本人学了一段时间的孟德尔随机化,在尝试将芬兰数据库导入进行分析的时候,总感觉自己输出的结果怪怪的。文件中的exposure.id是自动生成呢,还是需要自己输入?而且我重命名列名的时候总共感觉不对劲,虽然后面能输出结果,但觉得就是有点问题,请各位帮忙指正,在下万分感激!
normalizePath('~/.Renviron')
file.edit(normalizePath('~/.Renviron'))
ieugwasr::get_opengwas_jwt()
ieugwasr::api_status()
ieugwasr::user()
# 1. 安装和加载必要包
if (!requireNamespace("devtools", quietly = TRUE)) {
install.packages("devtools")
}
devtools::install_github("MRCIEU/TwoSampleMR",force = TRUE)
library(TwoSampleMR)
library(ieugwasr)
library(data.table)
library(dplyr)
# 2. 设定工作目录
setwd("D:/R Project/MR P2")
# 3. 读取和预处理数据
# 暴露组
exposure_data <- fread(“文件名", sep = "\t", header = FALSE)
colnames(exposure_data) <- c("chr", "pos", "ref", "alt", "rsid",
"exposure", "pval", "mlogp", "beta",
"se", "eaf", "af_cases", "af_controls")
# 过滤(例如,P值小于 5e-08)
exposure_data <- exposure_data[pval < 5e-08]
exposure_data <- exposure_data %>%
rename(
chr = chr,
pos = pos,
ref=ref,
alt=alt,
rsid = rsid,
exposure=exposure,
pval = pval,
beta = beta,
se = se,
eaf = eaf
) %>%
select(chr, pos,ref,alt, rsid,exposure, pval, beta, se, eaf)
# 结局组(子痫前期)
outcome_data <- fread("文件名", sep = "\t", header = FALSE)
colnames(outcome_data) <- c("chr", "pos", "ref", "alt", "rsid",
"outcome", "pval", "mlogp", "beta",
"se", "eaf", "af_cases", "af_controls")
# 过滤(例如,P值小于 5e-08)
outcome_data <- outcome_data[pval < 5e-08]

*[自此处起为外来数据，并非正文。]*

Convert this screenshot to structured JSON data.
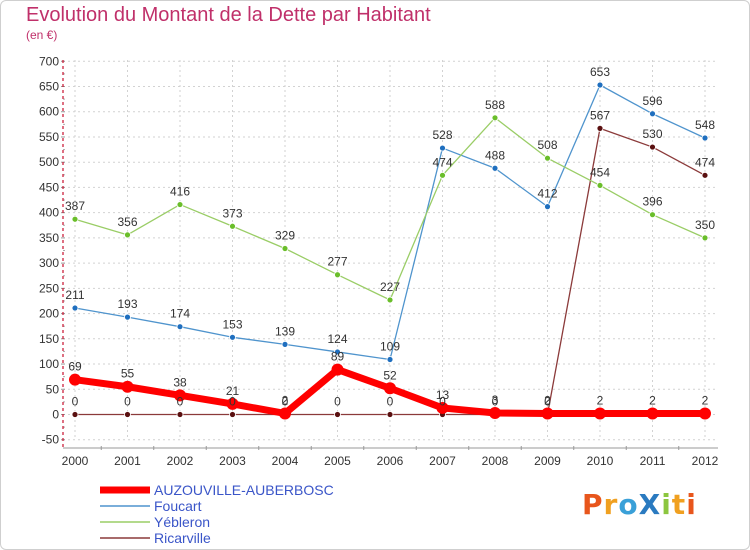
{
  "chart_data": {
    "type": "line",
    "title": "Evolution du Montant de la Dette par Habitant",
    "subtitle": "(en €)",
    "x": [
      "2000",
      "2001",
      "2002",
      "2003",
      "2004",
      "2005",
      "2006",
      "2007",
      "2008",
      "2009",
      "2010",
      "2011",
      "2012"
    ],
    "yticks": [
      "700",
      "650",
      "600",
      "550",
      "500",
      "450",
      "400",
      "350",
      "300",
      "250",
      "200",
      "150",
      "100",
      "50",
      "0",
      "-50"
    ],
    "ylim": [
      -50,
      700
    ],
    "legend_position": "bottom-left",
    "series": [
      {
        "name": "AUZOUVILLE-AUBERBOSC",
        "color": "#ff0000",
        "width": 7,
        "marker_r": 6,
        "values": [
          69,
          55,
          38,
          21,
          2,
          89,
          52,
          13,
          3,
          2,
          2,
          2,
          2
        ],
        "labels": [
          "69",
          "55",
          "38",
          "21",
          "2",
          "89",
          "52",
          "13",
          "3",
          "2",
          "2",
          "2",
          "2"
        ]
      },
      {
        "name": "Foucart",
        "color": "#4f94cd",
        "marker": "#1f6fbf",
        "width": 1.3,
        "marker_r": 3,
        "values": [
          211,
          193,
          174,
          153,
          139,
          124,
          109,
          528,
          488,
          412,
          653,
          596,
          548
        ],
        "labels": [
          "211",
          "193",
          "174",
          "153",
          "139",
          "124",
          "109",
          "528",
          "488",
          "412",
          "653",
          "596",
          "548"
        ]
      },
      {
        "name": "Yébleron",
        "color": "#9acd66",
        "marker": "#6abe2a",
        "width": 1.3,
        "marker_r": 3,
        "values": [
          387,
          356,
          416,
          373,
          329,
          277,
          227,
          474,
          588,
          508,
          454,
          396,
          350
        ],
        "labels": [
          "387",
          "356",
          "416",
          "373",
          "329",
          "277",
          "227",
          "474",
          "588",
          "508",
          "454",
          "396",
          "350"
        ]
      },
      {
        "name": "Ricarville",
        "color": "#8b3a3a",
        "marker": "#5a1010",
        "width": 1.3,
        "marker_r": 3,
        "values": [
          0,
          0,
          0,
          0,
          0,
          0,
          0,
          0,
          0,
          0,
          567,
          530,
          474
        ],
        "labels": [
          "0",
          "0",
          "0",
          "0",
          "0",
          "0",
          "0",
          "0",
          "0",
          "0",
          "567",
          "530",
          "474"
        ]
      }
    ]
  },
  "logo": {
    "text": "ProXiti",
    "letters": [
      {
        "ch": "P",
        "color": "#e8561c"
      },
      {
        "ch": "r",
        "color": "#f0a020"
      },
      {
        "ch": "o",
        "color": "#3aa0d8"
      },
      {
        "ch": "X",
        "color": "#2a7ac0"
      },
      {
        "ch": "i",
        "color": "#8cc63f"
      },
      {
        "ch": "t",
        "color": "#f0a020"
      },
      {
        "ch": "i",
        "color": "#e8561c"
      }
    ]
  }
}
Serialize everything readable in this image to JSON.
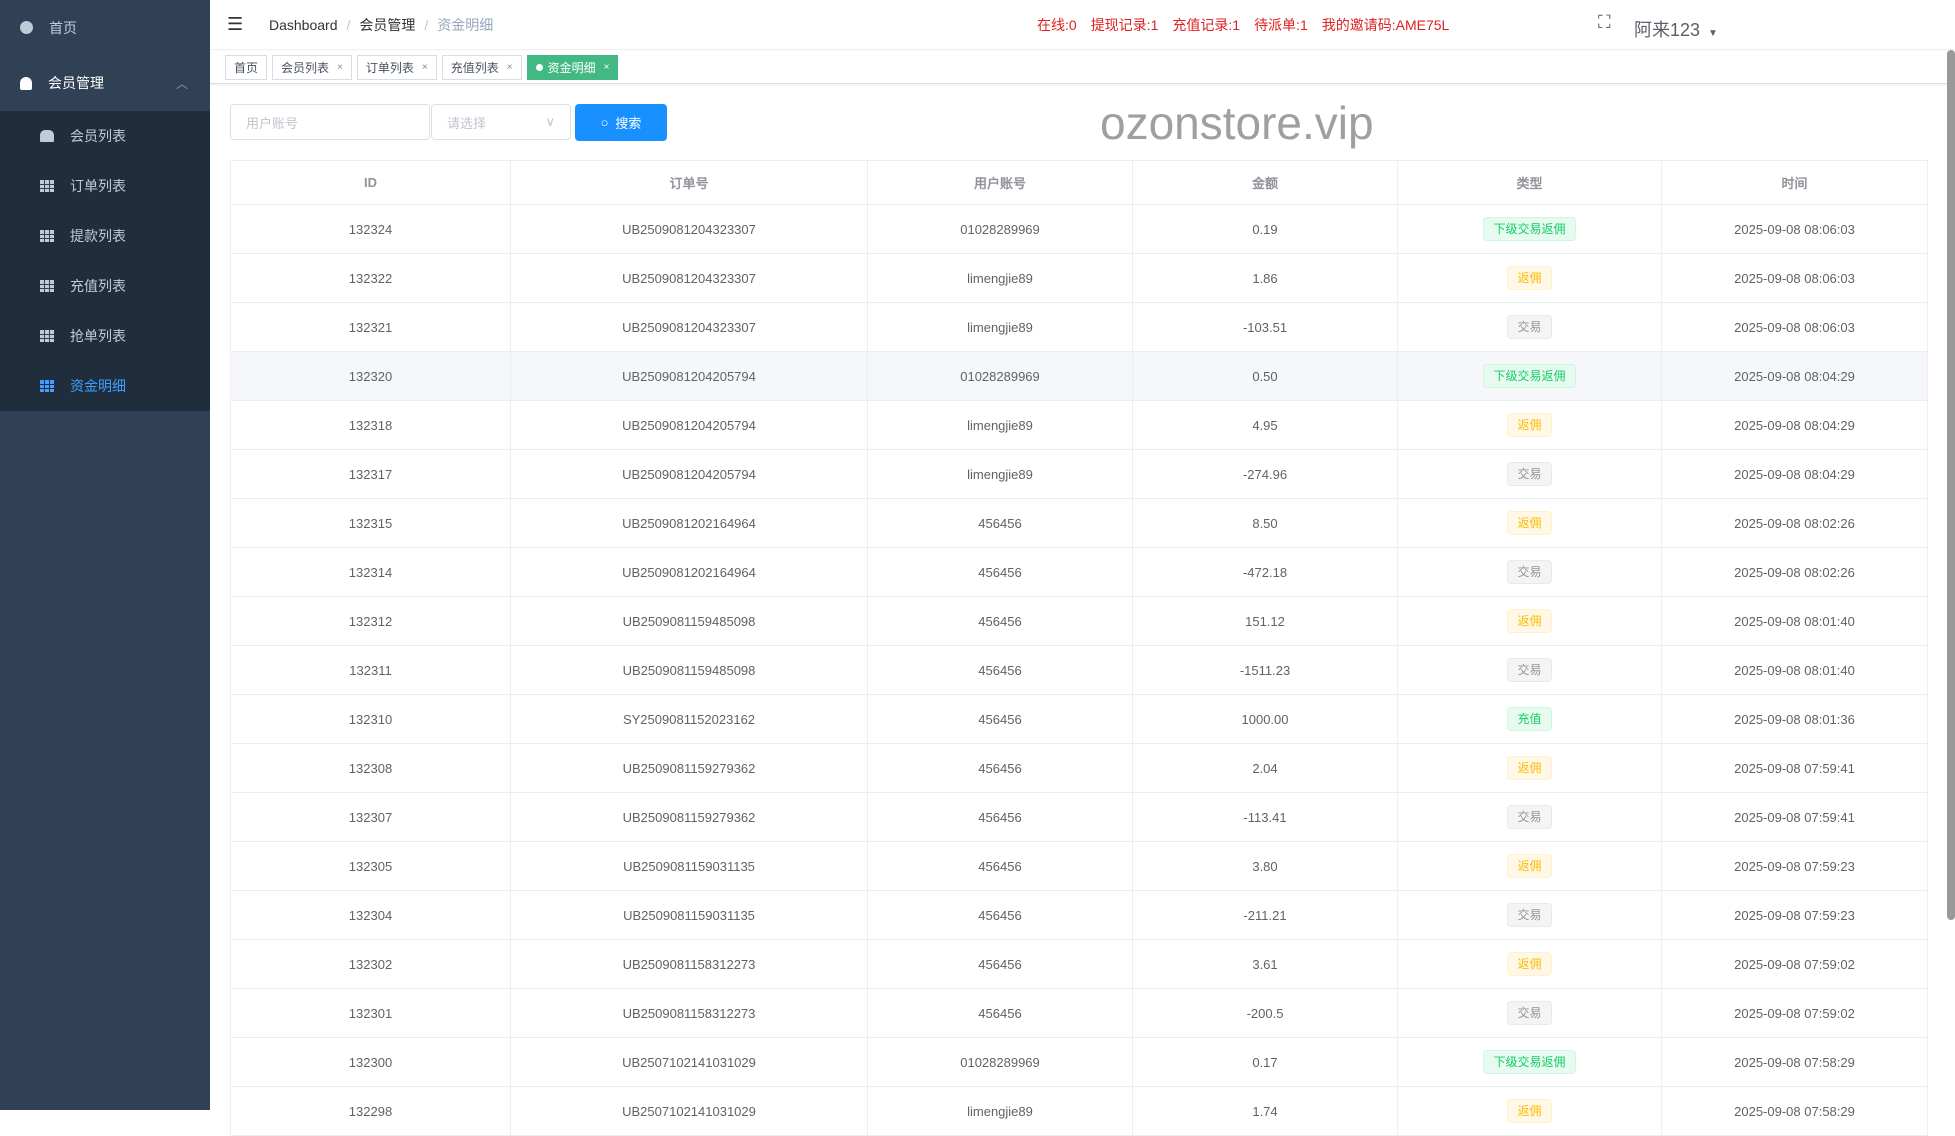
{
  "sidebar": {
    "home": "首页",
    "group": "会员管理",
    "items": [
      {
        "label": "会员列表",
        "icon": "users-icon"
      },
      {
        "label": "订单列表",
        "icon": "table-icon"
      },
      {
        "label": "提款列表",
        "icon": "table-icon"
      },
      {
        "label": "充值列表",
        "icon": "table-icon"
      },
      {
        "label": "抢单列表",
        "icon": "table-icon"
      },
      {
        "label": "资金明细",
        "icon": "table-icon",
        "active": true
      }
    ]
  },
  "breadcrumb": [
    "Dashboard",
    "会员管理",
    "资金明细"
  ],
  "stats": [
    "在线:0",
    "提现记录:1",
    "充值记录:1",
    "待派单:1",
    "我的邀请码:AME75L"
  ],
  "user": "阿来123",
  "tags": [
    "首页",
    "会员列表",
    "订单列表",
    "充值列表",
    "资金明细"
  ],
  "search": {
    "account_placeholder": "用户账号",
    "select_placeholder": "请选择",
    "button": "搜索"
  },
  "table": {
    "headers": [
      "ID",
      "订单号",
      "用户账号",
      "金额",
      "类型",
      "时间"
    ],
    "rows": [
      [
        "132324",
        "UB2509081204323307",
        "01028289969",
        "0.19",
        "下级交易返佣",
        "2025-09-08 08:06:03"
      ],
      [
        "132322",
        "UB2509081204323307",
        "limengjie89",
        "1.86",
        "返佣",
        "2025-09-08 08:06:03"
      ],
      [
        "132321",
        "UB2509081204323307",
        "limengjie89",
        "-103.51",
        "交易",
        "2025-09-08 08:06:03"
      ],
      [
        "132320",
        "UB2509081204205794",
        "01028289969",
        "0.50",
        "下级交易返佣",
        "2025-09-08 08:04:29"
      ],
      [
        "132318",
        "UB2509081204205794",
        "limengjie89",
        "4.95",
        "返佣",
        "2025-09-08 08:04:29"
      ],
      [
        "132317",
        "UB2509081204205794",
        "limengjie89",
        "-274.96",
        "交易",
        "2025-09-08 08:04:29"
      ],
      [
        "132315",
        "UB2509081202164964",
        "456456",
        "8.50",
        "返佣",
        "2025-09-08 08:02:26"
      ],
      [
        "132314",
        "UB2509081202164964",
        "456456",
        "-472.18",
        "交易",
        "2025-09-08 08:02:26"
      ],
      [
        "132312",
        "UB2509081159485098",
        "456456",
        "151.12",
        "返佣",
        "2025-09-08 08:01:40"
      ],
      [
        "132311",
        "UB2509081159485098",
        "456456",
        "-1511.23",
        "交易",
        "2025-09-08 08:01:40"
      ],
      [
        "132310",
        "SY2509081152023162",
        "456456",
        "1000.00",
        "充值",
        "2025-09-08 08:01:36"
      ],
      [
        "132308",
        "UB2509081159279362",
        "456456",
        "2.04",
        "返佣",
        "2025-09-08 07:59:41"
      ],
      [
        "132307",
        "UB2509081159279362",
        "456456",
        "-113.41",
        "交易",
        "2025-09-08 07:59:41"
      ],
      [
        "132305",
        "UB2509081159031135",
        "456456",
        "3.80",
        "返佣",
        "2025-09-08 07:59:23"
      ],
      [
        "132304",
        "UB2509081159031135",
        "456456",
        "-211.21",
        "交易",
        "2025-09-08 07:59:23"
      ],
      [
        "132302",
        "UB2509081158312273",
        "456456",
        "3.61",
        "返佣",
        "2025-09-08 07:59:02"
      ],
      [
        "132301",
        "UB2509081158312273",
        "456456",
        "-200.5",
        "交易",
        "2025-09-08 07:59:02"
      ],
      [
        "132300",
        "UB2507102141031029",
        "01028289969",
        "0.17",
        "下级交易返佣",
        "2025-09-08 07:58:29"
      ],
      [
        "132298",
        "UB2507102141031029",
        "limengjie89",
        "1.74",
        "返佣",
        "2025-09-08 07:58:29"
      ]
    ]
  },
  "watermark": "ozonstore.vip"
}
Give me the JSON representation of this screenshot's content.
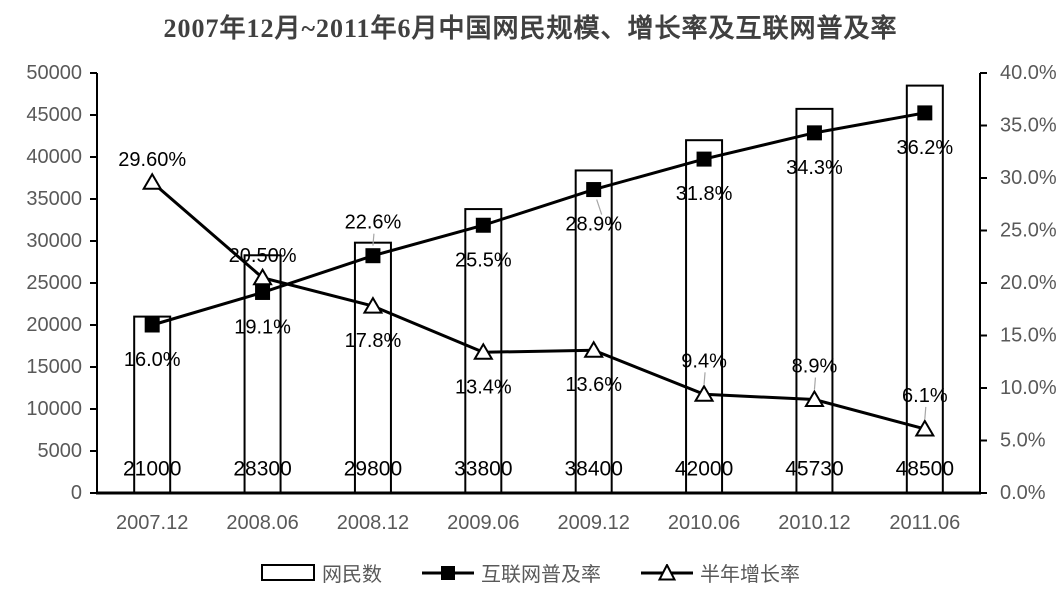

outcome_data <- outcome_data %>%
rename(
chr = chr,
pos = pos,
ref=ref,
alt=alt,
rsid = rsid,
outcome=outcome,
pval = pval,
beta = beta,
se = se,
eaf = eaf
) %>%
select(chr, pos,ref,alt, rsid,outcome, pval, beta, se, eaf)
# 5. SNP clumping
# 加载必要包
library(TwoSampleMR)
library(ieugwasr)
# 设置 PLINK 路径(根据实际安装路径调整)
options(plink = "C:/Users/。tp/plink_win64_20241022/plink.exe")
# 设置本地参考面板路径
options(ieugwasr_ld = "D:/R Project/MR progress/1kg.v3/EUR/EUR")
# 设置临时文件夹
output_dir <- "C:/Clump_Results"
dir.create(output_dir, showWarnings = FALSE)
# 初始化列表以存储每个染色体的clump结果
clumped_list <- list()
# 对每个染色体进行Clumping
chromosomes <- unique(exposure_data$chr)
for (chr in chromosomes) {
subset_data <- exposure_data[exposure_data$chr == chr, ]
# 确保子集数据不为空
if (nrow(subset_data) == 0) next
clumped_subset <- ieugwasr::ld_clump(
dat = subset_data,
clump_r2 = 0.001,
clump_kb = 1000,
clump_p = 5e-08,
bfile = "D:/R Project/MR progress/1kg.v3/EUR/EUR",
plink = "C:/Users/。tp/plink_win64_20241022/plink.exe"
)
# 保存每个染色体的结果
output_path <- file.path(output_dir, paste0("chr", chr, "_clumped.txt"))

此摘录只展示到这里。